Friday, January 15, 2016

Being called into the chemotherapy treatment suite

Naturally each step in the chemotherapy day may feature some waiting. I’ve already written about the Memorial Sloan-Kettering (MSK) waiting room, but the moment the waiting ends also is worth discussing.

When the time for your chemotherapy session arrives, the call doesn’t come over a loudspeaker. Instead, you hear a voice calling your name. You look up and see, typically, a young and friendly face scanning the room. You wave, this person comes over, and he or she escorts you and your companions to the chemotherapy suite. Usually the escort has a smile and some friendly chat to make the transition as pleasant as possible. I think it works well, and that, like many features of the treatment process, it reflects careful thought by the people at MSK about how to make the patient experience as supportive as possible.

But it does raise a couple of questions about privacy.

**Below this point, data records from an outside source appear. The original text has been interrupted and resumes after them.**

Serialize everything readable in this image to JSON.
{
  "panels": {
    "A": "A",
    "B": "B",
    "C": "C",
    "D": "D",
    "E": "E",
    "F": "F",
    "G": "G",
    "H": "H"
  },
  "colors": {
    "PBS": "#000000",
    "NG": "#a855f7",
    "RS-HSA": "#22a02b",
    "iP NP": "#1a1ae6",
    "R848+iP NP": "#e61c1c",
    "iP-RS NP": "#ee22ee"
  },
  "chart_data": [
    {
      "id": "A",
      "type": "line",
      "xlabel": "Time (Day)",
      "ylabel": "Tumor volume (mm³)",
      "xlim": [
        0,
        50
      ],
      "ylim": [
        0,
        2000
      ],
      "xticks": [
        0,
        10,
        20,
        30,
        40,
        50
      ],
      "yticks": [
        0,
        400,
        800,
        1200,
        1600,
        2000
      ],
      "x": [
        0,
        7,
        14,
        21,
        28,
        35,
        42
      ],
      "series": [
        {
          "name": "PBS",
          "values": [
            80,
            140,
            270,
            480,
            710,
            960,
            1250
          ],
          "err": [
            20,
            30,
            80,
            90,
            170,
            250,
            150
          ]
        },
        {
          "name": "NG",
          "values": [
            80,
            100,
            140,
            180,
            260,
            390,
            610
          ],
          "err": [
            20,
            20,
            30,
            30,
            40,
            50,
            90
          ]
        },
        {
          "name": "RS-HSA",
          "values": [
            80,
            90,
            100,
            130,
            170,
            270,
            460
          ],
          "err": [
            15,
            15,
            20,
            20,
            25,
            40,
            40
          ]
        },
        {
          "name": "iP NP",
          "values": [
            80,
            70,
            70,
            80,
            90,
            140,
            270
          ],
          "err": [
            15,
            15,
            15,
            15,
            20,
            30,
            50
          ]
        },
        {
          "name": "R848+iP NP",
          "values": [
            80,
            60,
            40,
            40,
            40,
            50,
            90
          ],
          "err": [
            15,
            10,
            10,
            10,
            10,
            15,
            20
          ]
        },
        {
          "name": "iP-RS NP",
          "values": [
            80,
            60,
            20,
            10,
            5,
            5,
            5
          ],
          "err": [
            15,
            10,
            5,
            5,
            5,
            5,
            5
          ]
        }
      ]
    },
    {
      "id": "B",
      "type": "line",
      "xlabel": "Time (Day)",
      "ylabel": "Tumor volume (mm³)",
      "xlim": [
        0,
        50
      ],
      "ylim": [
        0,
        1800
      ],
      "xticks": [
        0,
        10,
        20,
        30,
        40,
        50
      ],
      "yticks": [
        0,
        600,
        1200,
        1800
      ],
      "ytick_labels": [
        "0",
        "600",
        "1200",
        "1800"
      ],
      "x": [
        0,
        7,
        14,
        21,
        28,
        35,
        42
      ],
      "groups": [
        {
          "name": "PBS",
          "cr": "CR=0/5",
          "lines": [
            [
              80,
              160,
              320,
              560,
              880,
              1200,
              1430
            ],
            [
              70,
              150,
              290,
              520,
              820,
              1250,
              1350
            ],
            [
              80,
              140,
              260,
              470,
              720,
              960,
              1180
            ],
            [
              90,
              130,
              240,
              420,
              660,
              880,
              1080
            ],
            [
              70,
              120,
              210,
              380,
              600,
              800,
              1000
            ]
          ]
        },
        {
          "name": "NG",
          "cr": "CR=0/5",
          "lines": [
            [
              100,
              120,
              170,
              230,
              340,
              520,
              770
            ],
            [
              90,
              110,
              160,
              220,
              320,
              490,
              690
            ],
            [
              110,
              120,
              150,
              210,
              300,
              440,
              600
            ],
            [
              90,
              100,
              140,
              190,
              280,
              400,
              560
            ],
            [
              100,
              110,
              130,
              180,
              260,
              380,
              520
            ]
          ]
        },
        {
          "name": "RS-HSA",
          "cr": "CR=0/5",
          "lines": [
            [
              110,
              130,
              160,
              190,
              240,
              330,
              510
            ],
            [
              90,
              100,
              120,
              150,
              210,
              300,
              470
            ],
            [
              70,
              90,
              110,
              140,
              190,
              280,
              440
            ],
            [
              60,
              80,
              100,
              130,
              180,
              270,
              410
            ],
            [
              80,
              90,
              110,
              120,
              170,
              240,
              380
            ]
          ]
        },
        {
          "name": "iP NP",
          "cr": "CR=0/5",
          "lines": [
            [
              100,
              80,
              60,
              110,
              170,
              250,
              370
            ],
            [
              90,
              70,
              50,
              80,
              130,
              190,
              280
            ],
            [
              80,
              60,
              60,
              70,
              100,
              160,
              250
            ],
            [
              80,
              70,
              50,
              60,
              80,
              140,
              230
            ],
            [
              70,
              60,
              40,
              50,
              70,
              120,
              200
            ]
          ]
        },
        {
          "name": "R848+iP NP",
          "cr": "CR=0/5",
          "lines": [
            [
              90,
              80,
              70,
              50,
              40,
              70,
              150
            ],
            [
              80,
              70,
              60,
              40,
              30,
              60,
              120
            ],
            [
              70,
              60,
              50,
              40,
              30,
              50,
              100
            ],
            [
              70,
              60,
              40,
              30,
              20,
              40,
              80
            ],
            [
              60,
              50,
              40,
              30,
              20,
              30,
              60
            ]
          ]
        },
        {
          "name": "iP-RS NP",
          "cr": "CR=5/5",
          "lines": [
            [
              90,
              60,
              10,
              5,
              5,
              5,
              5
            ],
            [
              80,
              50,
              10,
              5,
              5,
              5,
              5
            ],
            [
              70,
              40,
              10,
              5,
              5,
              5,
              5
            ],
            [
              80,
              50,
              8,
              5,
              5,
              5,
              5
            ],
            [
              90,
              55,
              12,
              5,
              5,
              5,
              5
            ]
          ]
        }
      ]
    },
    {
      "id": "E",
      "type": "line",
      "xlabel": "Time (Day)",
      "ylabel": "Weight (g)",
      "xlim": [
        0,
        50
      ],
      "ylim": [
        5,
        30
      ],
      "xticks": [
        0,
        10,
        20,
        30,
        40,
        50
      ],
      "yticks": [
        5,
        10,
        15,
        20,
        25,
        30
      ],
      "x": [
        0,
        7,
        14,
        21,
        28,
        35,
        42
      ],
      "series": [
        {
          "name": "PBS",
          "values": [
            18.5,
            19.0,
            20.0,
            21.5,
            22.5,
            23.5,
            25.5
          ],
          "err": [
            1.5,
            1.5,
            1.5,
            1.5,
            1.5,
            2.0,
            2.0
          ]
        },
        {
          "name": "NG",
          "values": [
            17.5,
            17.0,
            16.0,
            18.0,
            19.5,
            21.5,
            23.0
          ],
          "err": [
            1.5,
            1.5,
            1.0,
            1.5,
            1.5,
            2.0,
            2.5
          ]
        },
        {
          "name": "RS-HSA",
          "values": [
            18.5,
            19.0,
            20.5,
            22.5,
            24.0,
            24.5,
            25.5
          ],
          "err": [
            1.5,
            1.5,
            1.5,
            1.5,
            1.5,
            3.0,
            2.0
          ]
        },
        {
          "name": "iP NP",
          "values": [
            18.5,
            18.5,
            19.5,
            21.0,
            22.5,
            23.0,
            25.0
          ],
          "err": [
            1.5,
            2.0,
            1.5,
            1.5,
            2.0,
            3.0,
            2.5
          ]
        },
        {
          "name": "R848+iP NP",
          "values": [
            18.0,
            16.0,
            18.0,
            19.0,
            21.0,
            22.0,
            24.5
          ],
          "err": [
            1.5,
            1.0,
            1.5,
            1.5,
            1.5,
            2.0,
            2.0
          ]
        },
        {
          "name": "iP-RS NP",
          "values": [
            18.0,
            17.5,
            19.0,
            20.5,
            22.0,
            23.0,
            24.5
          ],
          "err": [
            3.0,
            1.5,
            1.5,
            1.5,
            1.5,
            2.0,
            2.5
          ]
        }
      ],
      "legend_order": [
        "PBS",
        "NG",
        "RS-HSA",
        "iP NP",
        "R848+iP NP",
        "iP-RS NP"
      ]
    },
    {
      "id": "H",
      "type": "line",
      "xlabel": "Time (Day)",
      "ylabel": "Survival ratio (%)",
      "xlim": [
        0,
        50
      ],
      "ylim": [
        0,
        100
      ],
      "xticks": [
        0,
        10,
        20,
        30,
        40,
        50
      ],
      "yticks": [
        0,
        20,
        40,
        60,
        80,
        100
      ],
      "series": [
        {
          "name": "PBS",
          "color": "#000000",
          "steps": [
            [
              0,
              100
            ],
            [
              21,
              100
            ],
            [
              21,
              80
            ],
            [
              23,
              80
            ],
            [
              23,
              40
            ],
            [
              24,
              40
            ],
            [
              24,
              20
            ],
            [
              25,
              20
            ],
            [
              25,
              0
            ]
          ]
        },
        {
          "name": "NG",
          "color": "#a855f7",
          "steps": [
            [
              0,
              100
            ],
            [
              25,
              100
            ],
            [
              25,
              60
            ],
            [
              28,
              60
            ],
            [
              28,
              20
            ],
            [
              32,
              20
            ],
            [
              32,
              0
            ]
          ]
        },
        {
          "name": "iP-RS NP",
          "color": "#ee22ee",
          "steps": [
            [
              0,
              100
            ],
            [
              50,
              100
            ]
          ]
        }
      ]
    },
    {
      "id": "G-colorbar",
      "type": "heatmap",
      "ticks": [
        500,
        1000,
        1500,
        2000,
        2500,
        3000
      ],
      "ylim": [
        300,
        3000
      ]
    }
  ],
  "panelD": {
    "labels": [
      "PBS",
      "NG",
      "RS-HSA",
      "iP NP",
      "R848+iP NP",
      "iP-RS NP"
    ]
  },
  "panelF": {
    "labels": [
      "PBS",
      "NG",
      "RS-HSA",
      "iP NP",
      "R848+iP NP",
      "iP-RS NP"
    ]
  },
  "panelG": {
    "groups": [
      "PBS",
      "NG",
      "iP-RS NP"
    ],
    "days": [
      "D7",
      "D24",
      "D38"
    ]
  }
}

Obviously, when your name is called in a roomful of people, everyone there hears it and can put your name and face together. For some people – celebrities of one sort or another – that might be a real breach of privacy. My guess is that there are special procedures that can be arranged so that people who are really objects of public fascination make their way to treatment unannounced.

Still, what about the rest of us? I think the answer is that our privacy is protected pretty well, by three things. First, we’re all pretty anonymous (the celebrities having been taken care of in some special way). Second, most of the people in the room are more concerned with their own or their loved ones’ situation than with who else might be in similar straits – so they’re more focused on waiting to hear their name than on who else might be getting called. Third, I think there is a fellowship of cancer patients. We share a misfortune, and the nature of the room means that we, inevitably, recognize each other as people with a major illness. That we share, but only with each other, and it would be a breach of that shared fellowship to tell people outside the room.


I imagine that MSK thought about all this too – and concluded that the modest risks to privacy were outweighed by the benefits of the personal touch and the smiling face that patients encounter when they hear their name called as they do now.